# FFL Transfer Near Atlanta



## agent_86 (Mar 31, 2010)

I've got a rifle coming in from out of state and need someone to do the transfer.  I have a place I've been using, but thought there might be an independent FFL out there looking to move some guns through their books that would give me a better deal.  Please send me a PM if you know of anyone.

Thanks


----------



## LPBandit (Mar 31, 2010)

Im going to piggy back on this thread and request for gwinnett county if theres anyone that can do it for less than the gun stores I see around here post or shoot a pm......iv passed up many deals just because the ffl fee is to high.....


----------



## MYCAR47562 (Mar 31, 2010)

Stoddards gun shop in douglasville is 15 bucks i believe, if that's to far hit up the pawn shops around you


----------



## agent_86 (Mar 31, 2010)

I know there are a lot of FFL holders with limited transactions out there that would appreciate having the guns pass through their books to keep the ATF off their backs.  Trying to support the little guy while savings a few bucks.


----------



## LPBandit (Mar 31, 2010)

im so glad agent started this thread because i never thought about that. im going to buy a new frame for a kimmel ap9 and the ffl fee will be almost as much as the plastic frame itself. i just need someone that can do it on the cheap so i dont go crazy when i pick it up.


----------



## arcame (Mar 31, 2010)

Mr.
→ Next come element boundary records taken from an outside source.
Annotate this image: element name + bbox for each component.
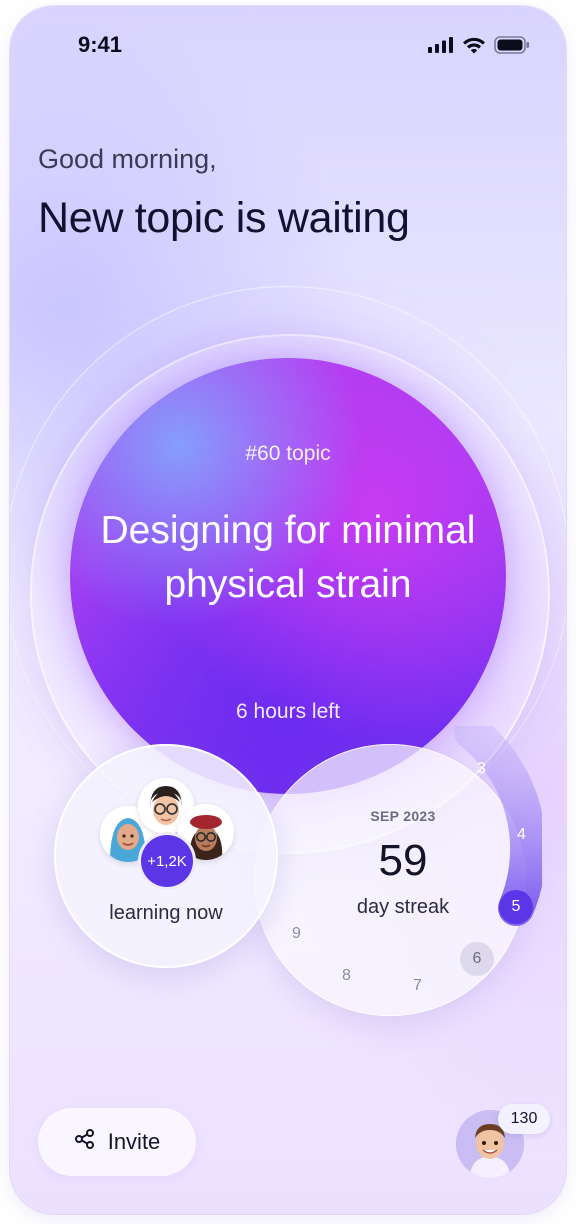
dial-day-5-current[interactable]: 5	[499, 890, 533, 924]
dial-day-6[interactable]: 6	[460, 942, 494, 976]
streak-dial[interactable]: 3 4 5 6 7 8 9 SEP 2023 59 day streak	[244, 726, 542, 1016]
dial-day-3: 3	[477, 760, 486, 777]
invite-button[interactable]: Invite	[38, 1108, 196, 1176]
greeting-text: Good morning,	[38, 144, 217, 174]
topic-title: Designing for minimal physical strain	[100, 509, 476, 606]
points-badge: 130	[498, 1104, 550, 1134]
dial-day-8: 8	[342, 967, 351, 984]
streak-month: SEP 2023	[370, 808, 436, 824]
share-icon	[74, 1128, 96, 1156]
dial-day-9: 9	[292, 925, 301, 942]
status-bar: 9:41	[10, 6, 566, 76]
learners-count-badge: +1,2K	[138, 832, 196, 890]
learning-now-card[interactable]: +1,2K learning now	[54, 744, 278, 968]
invite-label: Invite	[107, 1129, 161, 1154]
topic-number: #60 topic	[245, 442, 331, 465]
battery-icon	[494, 36, 530, 59]
streak-label: day streak	[356, 896, 450, 918]
wifi-icon	[462, 37, 486, 59]
streak-count: 59	[378, 836, 428, 885]
status-icons	[428, 36, 530, 59]
signal-icon	[428, 37, 454, 58]
dial-day-7: 7	[413, 977, 422, 994]
page-title: New topic is waiting	[38, 194, 410, 242]
learning-now-label: learning now	[109, 902, 223, 924]
app-screen: 9:41 Good morning, New topic is waiting …	[10, 6, 566, 1214]
topic-time-left: 6 hours left	[236, 700, 340, 723]
dial-day-4: 4	[517, 826, 526, 843]
status-time: 9:41	[78, 32, 123, 57]
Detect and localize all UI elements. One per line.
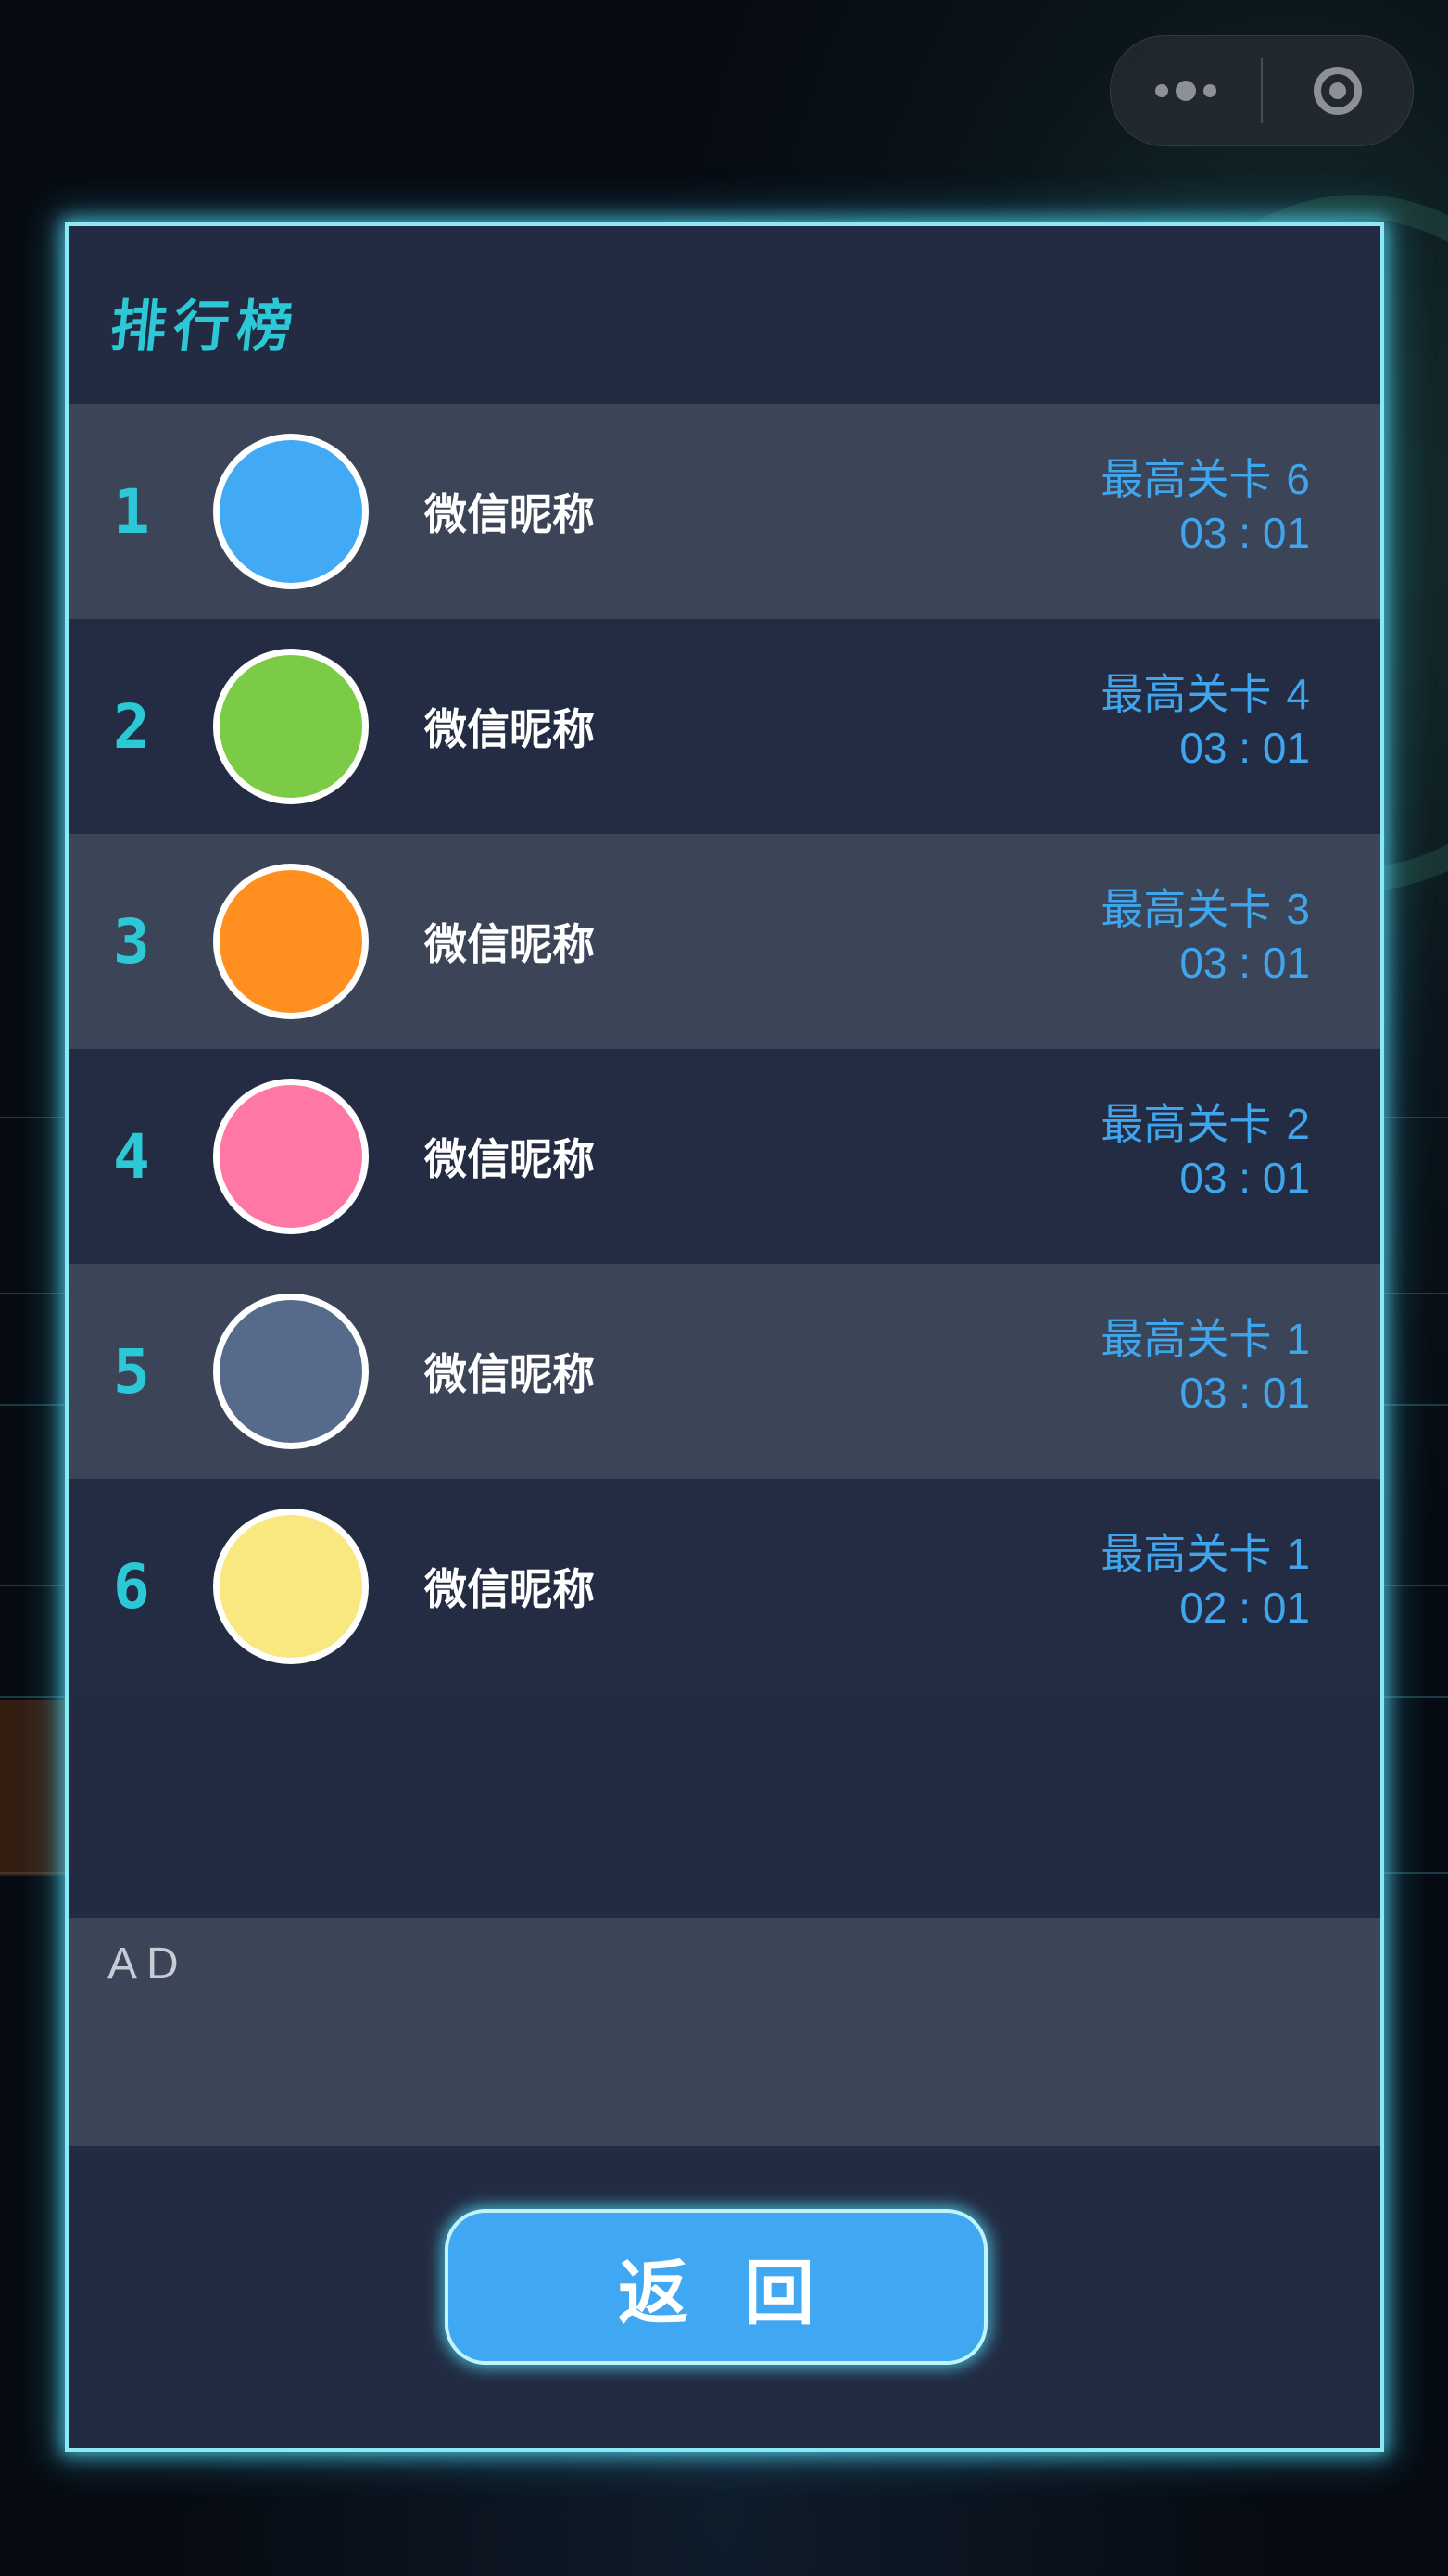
leaderboard-row: 2 微信昵称 最高关卡 4 03 : 01: [69, 619, 1380, 834]
play-time: 03 : 01: [1179, 939, 1310, 987]
rank-number: 4: [113, 1120, 150, 1193]
level-value: 3: [1286, 885, 1310, 933]
ad-banner[interactable]: AD: [69, 1918, 1380, 2146]
level-label: 最高关卡: [1101, 1530, 1272, 1578]
avatar: [213, 434, 369, 589]
player-score: 最高关卡 2 03 : 01: [1101, 1097, 1310, 1205]
player-score: 最高关卡 4 03 : 01: [1101, 667, 1310, 775]
level-label: 最高关卡: [1101, 455, 1272, 503]
avatar: [213, 1294, 369, 1449]
rank-number: 3: [113, 905, 150, 978]
target-close-icon: [1313, 67, 1362, 115]
back-button-label: 返回: [618, 2252, 870, 2334]
ad-label: AD: [107, 1939, 188, 1989]
play-time: 03 : 01: [1179, 724, 1310, 772]
level-value: 1: [1286, 1315, 1310, 1363]
avatar: [213, 1079, 369, 1234]
level-label: 最高关卡: [1101, 1315, 1272, 1363]
avatar: [213, 864, 369, 1019]
rank-number: 1: [113, 475, 150, 548]
player-nickname: 微信昵称: [424, 1349, 595, 1399]
leaderboard-row: 3 微信昵称 最高关卡 3 03 : 01: [69, 834, 1380, 1049]
background-block-decoration: [0, 1700, 74, 1876]
player-nickname: 微信昵称: [424, 704, 595, 754]
level-value: 6: [1286, 455, 1310, 503]
rank-number: 6: [113, 1550, 150, 1623]
back-button[interactable]: 返回: [445, 2209, 988, 2365]
player-score: 最高关卡 6 03 : 01: [1101, 452, 1310, 560]
rank-number: 5: [113, 1335, 150, 1408]
leaderboard-title: 排行榜: [107, 295, 304, 360]
level-label: 最高关卡: [1101, 670, 1272, 718]
leaderboard-row: 1 微信昵称 最高关卡 6 03 : 01: [69, 404, 1380, 619]
game-screen: 排行榜 1 微信昵称 最高关卡 6 03 : 01 2 微信昵称 最高关卡 4 03…: [0, 0, 1448, 2576]
leaderboard-list[interactable]: 1 微信昵称 最高关卡 6 03 : 01 2 微信昵称 最高关卡 4 03 : 0…: [69, 404, 1380, 1694]
level-label: 最高关卡: [1101, 1100, 1272, 1148]
level-label: 最高关卡: [1101, 885, 1272, 933]
level-value: 1: [1286, 1530, 1310, 1578]
leaderboard-panel: 排行榜 1 微信昵称 最高关卡 6 03 : 01 2 微信昵称 最高关卡 4 03…: [65, 222, 1384, 2452]
level-value: 2: [1286, 1100, 1310, 1148]
player-score: 最高关卡 1 03 : 01: [1101, 1312, 1310, 1420]
player-score: 最高关卡 1 02 : 01: [1101, 1527, 1310, 1635]
rank-number: 2: [113, 690, 150, 763]
player-nickname: 微信昵称: [424, 1564, 595, 1614]
player-score: 最高关卡 3 03 : 01: [1101, 882, 1310, 990]
avatar: [213, 1509, 369, 1664]
more-dots-icon: [1155, 81, 1216, 101]
player-nickname: 微信昵称: [424, 1134, 595, 1184]
leaderboard-row: 5 微信昵称 最高关卡 1 03 : 01: [69, 1264, 1380, 1479]
more-button[interactable]: [1111, 36, 1261, 145]
play-time: 02 : 01: [1179, 1584, 1310, 1632]
leaderboard-row: 6 微信昵称 最高关卡 1 02 : 01: [69, 1479, 1380, 1694]
play-time: 03 : 01: [1179, 509, 1310, 557]
play-time: 03 : 01: [1179, 1369, 1310, 1417]
close-miniprogram-button[interactable]: [1263, 36, 1413, 145]
leaderboard-row: 4 微信昵称 最高关卡 2 03 : 01: [69, 1049, 1380, 1264]
play-time: 03 : 01: [1179, 1154, 1310, 1202]
player-nickname: 微信昵称: [424, 489, 595, 539]
avatar: [213, 649, 369, 804]
miniprogram-capsule-menu: [1110, 35, 1414, 146]
player-nickname: 微信昵称: [424, 919, 595, 969]
level-value: 4: [1286, 670, 1310, 718]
Pawn in Lilburn, talk to Chris.  last time I checked with him it was $10


----------



## njanear (Mar 31, 2010)

agent_86 said:


> I know there are a lot of FFL holders with limited transactions out there that would appreciate having the guns pass through their books to keep the ATF off their backs.  Trying to support the little guy while savings a few bucks.



You do realize that you might get better responses if you post 'where' in 'Atlanta' you are?  There would be no need for me to list out a place in Griffin if you live in Alpharetta...


----------



## agent_86 (Mar 31, 2010)

Sorry I wasn't specific, when I said "Atlanta" I really meant Atlanta.  I live about 5 minutes from downtown, but don't mind driving a bit.


----------



## Ole Fuzzy (Apr 1, 2010)

A friend recently used Chuck's even though I advised against it in advance.  He found out why.

Hotshots in Smyrna will do it for $25 or so if it is something they do not sell, which is not that hard because they sell all garden variety shooting iron.  

Tucker Gun will do it as well and have been reasonable.  I have a friend in common and met the owner that way, so it makes it easier.

There are lists of transfer agents on gunsamerica and gunsinternational.  I randomly chose from gunsa. some years back and it worked out pretty well, but those people dropped their FFL's.  I think that gunbroker has a list as well.


----------



## Ole Fuzzy (Apr 1, 2010)

Another resource in the link below.  I am not sure how current it is.

http://www.fflclick.com/STATES/GA.htm


----------



## njanear (Apr 1, 2010)

agent_86 said:


> Sorry I wasn't specific, when I said "Atlanta" I really meant Atlanta.  I live about 5 minutes from downtown, but don't mind driving a bit.



I apologize...  I made an incorrect assumption in that you were listing the general locale and not Atlanta proper.   The nice thing about that is that it centralizes your commute to the outlying areas, doesn't it?

I do know a shop in Griffin that will do a transfer for $20 - but I am unsure if he will only accept it from a FFL vs. an individual (some FFLs are peculiar in that way).


----------



## ATLRoach (Apr 2, 2010)

Chris Hunt of Semper Fi Arms in Woodstock does transfers for $20.


----------



## DblTee (Apr 2, 2010)

I've read on other forums where three  pawn shops on the north side of Atlanta; 400 jewlery & loan, Cherokee pawn and I forget the name of the other, all owned by the same company do transfers for free.


----------